In the United States, however, PTC Therapeutics received a complete response letter for its application to the FDA on October 25, 2017, after the agency concluded that evidence of effectiveness “from an additional adequate and well-controlled clinical trial(s) will be necessary at a minimum to provide substantial evidence of effectiveness,” the company said in a press release at that time.
Subsequently, the company launched a formal dispute resolution request to appeal that decision, but on February 20, PTC Therapeutics released a statement noting that the FDA Office of New Drugs had “reiterated the FDA’s prior position and denied PTC’s appeal of the Complete Response Letter in relation to the New Drug Application (NDA) for ataluren.”
In its letter, the Office of New Drugs recommended a “possible path forward” for their NDA submission based on the accelerated approval pathway, the company writes.
“This would involve a re-submission of an NDA containing the current data on effectiveness of ataluren with new data to be generated on dystrophin production in nonsense mutation Duchenne muscular dystrophy (nmDMD) patients’ muscles, as quantified by procedures to be agreed upon between PTC and the FDA and using newer technologies.”

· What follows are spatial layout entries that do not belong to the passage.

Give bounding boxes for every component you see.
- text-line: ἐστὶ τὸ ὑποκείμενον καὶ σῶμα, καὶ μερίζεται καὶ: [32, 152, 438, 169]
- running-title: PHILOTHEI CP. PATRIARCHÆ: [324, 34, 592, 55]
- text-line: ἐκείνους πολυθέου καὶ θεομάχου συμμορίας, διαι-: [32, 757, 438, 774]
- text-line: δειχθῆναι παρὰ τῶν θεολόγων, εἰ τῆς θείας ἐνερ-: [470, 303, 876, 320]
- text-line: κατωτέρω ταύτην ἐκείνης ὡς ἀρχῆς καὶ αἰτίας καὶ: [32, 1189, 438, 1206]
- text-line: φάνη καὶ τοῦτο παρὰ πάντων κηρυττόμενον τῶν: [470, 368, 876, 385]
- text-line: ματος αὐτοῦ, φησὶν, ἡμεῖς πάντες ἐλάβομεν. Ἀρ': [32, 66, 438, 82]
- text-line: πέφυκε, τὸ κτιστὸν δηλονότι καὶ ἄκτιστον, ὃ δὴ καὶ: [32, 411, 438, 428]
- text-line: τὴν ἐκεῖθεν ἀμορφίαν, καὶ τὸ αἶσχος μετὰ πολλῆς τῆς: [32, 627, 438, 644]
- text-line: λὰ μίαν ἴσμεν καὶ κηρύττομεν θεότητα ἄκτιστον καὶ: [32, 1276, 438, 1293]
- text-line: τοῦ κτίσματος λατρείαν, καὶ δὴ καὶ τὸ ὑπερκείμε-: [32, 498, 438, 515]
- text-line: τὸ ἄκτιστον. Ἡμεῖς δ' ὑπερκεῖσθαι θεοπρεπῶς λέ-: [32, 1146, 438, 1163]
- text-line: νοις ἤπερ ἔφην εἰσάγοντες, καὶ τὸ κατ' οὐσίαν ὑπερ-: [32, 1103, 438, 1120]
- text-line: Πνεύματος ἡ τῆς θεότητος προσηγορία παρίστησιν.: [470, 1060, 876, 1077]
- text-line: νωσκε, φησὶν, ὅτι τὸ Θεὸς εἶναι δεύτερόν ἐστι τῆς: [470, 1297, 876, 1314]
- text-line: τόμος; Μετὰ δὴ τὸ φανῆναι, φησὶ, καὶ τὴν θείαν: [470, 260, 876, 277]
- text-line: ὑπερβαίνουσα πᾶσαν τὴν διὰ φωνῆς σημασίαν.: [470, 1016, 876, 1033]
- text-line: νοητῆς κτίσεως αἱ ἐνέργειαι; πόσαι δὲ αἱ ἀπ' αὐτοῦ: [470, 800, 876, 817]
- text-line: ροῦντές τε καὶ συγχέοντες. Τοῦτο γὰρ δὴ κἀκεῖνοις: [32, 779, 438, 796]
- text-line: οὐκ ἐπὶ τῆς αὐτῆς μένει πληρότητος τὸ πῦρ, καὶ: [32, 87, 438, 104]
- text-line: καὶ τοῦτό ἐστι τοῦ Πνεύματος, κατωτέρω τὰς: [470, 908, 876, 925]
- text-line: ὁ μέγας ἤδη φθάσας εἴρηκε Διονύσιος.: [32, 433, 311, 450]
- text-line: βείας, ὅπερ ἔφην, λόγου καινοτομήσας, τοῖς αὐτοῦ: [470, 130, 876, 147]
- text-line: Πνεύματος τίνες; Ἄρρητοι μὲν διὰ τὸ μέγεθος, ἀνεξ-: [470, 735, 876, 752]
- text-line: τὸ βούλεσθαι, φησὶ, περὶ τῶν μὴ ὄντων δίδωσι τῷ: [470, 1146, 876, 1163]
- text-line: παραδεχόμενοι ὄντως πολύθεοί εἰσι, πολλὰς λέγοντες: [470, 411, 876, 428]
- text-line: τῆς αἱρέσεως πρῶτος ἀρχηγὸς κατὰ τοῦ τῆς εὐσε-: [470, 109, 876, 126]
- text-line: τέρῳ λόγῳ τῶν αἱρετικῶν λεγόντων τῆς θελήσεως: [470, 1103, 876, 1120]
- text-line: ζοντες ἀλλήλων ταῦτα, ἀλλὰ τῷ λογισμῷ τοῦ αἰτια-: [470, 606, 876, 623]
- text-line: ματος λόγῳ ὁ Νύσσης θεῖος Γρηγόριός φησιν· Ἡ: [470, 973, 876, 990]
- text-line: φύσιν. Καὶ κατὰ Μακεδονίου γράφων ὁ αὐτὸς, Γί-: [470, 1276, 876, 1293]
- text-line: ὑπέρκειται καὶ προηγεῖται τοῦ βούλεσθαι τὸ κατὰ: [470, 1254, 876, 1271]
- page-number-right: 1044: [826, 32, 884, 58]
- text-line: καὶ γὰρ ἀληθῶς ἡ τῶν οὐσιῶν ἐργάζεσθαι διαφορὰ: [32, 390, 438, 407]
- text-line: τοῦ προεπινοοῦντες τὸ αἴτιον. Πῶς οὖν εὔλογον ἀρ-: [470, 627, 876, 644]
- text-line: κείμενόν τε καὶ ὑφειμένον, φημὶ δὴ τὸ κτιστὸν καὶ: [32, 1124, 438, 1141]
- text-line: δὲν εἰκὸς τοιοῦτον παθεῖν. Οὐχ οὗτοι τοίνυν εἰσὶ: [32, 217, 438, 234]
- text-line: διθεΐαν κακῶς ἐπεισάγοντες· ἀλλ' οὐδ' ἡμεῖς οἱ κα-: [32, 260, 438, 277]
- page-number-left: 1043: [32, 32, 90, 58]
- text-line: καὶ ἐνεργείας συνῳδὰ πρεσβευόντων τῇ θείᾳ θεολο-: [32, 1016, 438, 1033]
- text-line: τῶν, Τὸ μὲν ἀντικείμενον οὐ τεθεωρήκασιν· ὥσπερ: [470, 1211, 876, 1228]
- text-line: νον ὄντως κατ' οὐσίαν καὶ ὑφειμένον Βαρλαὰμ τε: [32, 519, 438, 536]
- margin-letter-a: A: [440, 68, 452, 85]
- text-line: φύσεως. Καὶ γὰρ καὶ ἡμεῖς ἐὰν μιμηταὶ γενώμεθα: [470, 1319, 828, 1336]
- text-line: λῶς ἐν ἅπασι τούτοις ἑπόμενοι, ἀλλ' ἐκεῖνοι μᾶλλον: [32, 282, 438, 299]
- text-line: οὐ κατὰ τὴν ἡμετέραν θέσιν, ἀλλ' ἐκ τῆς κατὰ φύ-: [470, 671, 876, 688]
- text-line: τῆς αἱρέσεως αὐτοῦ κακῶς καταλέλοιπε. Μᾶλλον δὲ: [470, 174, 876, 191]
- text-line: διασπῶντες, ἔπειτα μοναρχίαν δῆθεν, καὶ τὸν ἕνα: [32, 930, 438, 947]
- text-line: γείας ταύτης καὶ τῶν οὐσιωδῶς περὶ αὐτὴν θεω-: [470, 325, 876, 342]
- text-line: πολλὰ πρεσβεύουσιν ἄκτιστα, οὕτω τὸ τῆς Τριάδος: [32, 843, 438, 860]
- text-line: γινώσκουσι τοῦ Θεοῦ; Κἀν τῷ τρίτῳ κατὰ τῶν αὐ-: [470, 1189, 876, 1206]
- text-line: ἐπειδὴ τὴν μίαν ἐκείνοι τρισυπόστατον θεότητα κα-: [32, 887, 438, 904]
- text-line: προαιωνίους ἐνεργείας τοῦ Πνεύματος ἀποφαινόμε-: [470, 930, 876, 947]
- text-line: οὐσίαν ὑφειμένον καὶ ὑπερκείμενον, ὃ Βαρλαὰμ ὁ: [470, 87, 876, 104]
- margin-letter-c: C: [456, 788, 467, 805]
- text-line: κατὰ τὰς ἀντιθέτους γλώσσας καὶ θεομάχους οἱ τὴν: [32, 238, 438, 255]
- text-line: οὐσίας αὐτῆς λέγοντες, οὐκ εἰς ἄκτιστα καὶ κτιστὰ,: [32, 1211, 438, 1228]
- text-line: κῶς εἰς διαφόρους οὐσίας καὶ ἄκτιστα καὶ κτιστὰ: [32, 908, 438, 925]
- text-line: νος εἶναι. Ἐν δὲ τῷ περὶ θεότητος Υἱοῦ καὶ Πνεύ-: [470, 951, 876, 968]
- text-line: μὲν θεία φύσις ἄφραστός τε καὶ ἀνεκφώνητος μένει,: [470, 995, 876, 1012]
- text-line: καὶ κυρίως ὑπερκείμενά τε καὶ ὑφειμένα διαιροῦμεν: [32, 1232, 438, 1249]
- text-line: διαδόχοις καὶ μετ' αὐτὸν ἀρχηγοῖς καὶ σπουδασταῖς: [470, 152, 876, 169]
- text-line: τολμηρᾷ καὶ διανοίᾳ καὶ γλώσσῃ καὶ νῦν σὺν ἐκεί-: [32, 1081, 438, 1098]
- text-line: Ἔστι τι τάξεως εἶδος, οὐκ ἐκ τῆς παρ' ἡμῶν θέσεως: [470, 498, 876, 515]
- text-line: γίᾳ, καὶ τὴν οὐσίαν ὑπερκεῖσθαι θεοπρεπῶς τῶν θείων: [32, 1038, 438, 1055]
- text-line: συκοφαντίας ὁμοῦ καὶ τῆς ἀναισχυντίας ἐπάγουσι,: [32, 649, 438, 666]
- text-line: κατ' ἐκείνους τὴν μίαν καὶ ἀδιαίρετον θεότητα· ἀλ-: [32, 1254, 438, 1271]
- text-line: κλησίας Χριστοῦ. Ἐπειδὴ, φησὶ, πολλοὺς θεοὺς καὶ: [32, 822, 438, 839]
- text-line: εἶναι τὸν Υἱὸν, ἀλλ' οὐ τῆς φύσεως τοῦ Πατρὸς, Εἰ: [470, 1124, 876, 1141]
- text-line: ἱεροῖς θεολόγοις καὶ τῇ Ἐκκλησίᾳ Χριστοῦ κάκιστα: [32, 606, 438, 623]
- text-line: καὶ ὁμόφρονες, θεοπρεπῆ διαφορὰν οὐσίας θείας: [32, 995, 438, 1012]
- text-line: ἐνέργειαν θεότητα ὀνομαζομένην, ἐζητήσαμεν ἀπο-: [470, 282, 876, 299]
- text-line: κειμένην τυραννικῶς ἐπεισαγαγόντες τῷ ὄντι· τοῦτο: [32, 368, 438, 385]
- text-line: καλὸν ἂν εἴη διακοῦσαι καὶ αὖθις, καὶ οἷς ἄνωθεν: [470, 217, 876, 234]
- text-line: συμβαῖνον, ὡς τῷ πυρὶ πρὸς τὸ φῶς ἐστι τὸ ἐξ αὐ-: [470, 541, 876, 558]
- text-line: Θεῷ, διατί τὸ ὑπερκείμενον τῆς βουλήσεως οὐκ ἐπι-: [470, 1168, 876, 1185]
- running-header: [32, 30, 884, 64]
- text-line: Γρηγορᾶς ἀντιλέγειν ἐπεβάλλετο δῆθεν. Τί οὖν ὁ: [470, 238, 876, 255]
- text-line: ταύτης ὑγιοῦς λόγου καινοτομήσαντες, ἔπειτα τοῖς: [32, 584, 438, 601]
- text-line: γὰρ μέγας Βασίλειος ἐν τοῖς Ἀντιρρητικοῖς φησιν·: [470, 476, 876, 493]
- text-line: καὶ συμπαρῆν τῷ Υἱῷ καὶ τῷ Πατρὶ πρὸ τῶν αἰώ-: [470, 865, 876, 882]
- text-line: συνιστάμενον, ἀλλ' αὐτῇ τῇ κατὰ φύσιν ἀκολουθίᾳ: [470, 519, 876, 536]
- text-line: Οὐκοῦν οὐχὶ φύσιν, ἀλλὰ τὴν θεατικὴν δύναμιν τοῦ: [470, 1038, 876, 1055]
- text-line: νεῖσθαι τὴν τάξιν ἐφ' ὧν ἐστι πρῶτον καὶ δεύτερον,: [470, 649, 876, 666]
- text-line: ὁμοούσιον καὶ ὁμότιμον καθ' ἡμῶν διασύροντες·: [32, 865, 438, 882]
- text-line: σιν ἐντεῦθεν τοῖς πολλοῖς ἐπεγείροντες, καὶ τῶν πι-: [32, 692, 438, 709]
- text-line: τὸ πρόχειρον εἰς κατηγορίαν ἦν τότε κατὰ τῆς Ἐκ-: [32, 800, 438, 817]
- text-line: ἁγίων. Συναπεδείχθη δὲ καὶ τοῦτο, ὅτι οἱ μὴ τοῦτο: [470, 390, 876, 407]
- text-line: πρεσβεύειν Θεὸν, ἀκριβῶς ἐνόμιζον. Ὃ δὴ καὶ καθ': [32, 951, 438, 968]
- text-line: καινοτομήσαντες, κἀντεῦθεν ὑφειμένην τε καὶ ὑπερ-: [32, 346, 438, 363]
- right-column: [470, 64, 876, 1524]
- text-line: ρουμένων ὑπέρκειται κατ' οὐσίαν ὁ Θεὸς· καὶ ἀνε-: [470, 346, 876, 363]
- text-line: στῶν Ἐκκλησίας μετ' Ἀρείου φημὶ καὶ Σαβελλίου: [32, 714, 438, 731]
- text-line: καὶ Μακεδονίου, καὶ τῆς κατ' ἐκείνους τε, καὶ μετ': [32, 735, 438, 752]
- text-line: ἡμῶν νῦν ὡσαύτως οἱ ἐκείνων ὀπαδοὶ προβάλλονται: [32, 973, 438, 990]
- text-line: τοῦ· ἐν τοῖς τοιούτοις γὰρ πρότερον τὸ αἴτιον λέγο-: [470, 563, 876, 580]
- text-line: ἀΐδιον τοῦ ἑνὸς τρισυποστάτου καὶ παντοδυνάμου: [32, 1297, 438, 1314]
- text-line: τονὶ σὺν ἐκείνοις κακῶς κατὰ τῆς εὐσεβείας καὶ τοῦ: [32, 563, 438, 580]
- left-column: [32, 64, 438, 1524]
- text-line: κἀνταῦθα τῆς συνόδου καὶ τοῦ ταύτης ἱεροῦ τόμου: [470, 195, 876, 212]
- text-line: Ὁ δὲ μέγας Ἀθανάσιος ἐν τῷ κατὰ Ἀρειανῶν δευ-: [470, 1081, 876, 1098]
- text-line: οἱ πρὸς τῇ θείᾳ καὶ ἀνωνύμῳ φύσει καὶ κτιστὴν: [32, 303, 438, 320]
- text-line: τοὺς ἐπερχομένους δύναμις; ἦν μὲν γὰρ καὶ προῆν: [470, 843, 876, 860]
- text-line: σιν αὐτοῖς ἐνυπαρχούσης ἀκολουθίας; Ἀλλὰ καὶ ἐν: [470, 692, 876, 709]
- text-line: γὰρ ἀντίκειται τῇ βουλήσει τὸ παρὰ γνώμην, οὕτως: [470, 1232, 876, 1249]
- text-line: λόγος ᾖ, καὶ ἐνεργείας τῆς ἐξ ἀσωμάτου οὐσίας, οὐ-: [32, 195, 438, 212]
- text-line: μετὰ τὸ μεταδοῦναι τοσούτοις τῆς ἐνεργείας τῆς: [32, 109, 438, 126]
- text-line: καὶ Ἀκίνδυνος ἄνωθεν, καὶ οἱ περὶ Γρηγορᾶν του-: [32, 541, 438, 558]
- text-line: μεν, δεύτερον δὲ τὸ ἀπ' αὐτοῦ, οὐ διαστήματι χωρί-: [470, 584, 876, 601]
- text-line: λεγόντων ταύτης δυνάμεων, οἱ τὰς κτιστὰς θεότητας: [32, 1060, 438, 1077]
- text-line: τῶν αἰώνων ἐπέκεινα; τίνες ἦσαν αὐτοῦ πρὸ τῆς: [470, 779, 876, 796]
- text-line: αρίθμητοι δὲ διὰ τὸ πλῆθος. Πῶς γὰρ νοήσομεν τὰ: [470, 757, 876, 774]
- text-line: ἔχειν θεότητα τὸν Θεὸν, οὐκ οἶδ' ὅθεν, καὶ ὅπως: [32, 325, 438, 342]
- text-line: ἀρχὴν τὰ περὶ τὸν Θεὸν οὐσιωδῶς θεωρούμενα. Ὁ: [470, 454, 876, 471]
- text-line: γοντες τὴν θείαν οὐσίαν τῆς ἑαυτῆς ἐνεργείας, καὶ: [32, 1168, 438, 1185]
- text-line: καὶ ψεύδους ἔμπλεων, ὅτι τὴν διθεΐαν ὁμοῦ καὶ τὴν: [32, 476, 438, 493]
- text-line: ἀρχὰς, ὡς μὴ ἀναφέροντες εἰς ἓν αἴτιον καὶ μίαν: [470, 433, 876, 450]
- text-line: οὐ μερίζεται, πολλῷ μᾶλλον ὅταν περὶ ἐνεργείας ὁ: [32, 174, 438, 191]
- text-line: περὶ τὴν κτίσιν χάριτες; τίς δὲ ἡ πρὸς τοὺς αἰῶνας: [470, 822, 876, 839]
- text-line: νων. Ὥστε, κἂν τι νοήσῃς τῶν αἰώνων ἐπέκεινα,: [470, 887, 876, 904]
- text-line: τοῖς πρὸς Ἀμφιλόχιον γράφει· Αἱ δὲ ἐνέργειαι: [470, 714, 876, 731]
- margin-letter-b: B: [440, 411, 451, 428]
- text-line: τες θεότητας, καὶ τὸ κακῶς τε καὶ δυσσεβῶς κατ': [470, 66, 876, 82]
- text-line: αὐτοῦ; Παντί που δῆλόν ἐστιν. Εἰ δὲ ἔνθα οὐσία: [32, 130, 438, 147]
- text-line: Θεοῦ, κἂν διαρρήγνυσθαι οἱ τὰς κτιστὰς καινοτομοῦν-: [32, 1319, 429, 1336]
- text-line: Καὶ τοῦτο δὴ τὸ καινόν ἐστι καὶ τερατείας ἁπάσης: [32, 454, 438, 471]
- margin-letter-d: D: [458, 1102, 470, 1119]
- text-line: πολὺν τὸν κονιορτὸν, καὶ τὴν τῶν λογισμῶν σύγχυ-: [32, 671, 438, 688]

The letter adds that PTC’s Study 041, which is enrolling, could serve as the confirmatory postapproval trial required in connection with the accelerated approval framework, the company concluded.
“In a clarification teleconference with the FDA promptly after receiving the letter, PTC indicated its intent to follow the FDA’s recommendation and preliminarily discussed methods to collect such dystrophin data and expedite this potential path forward.”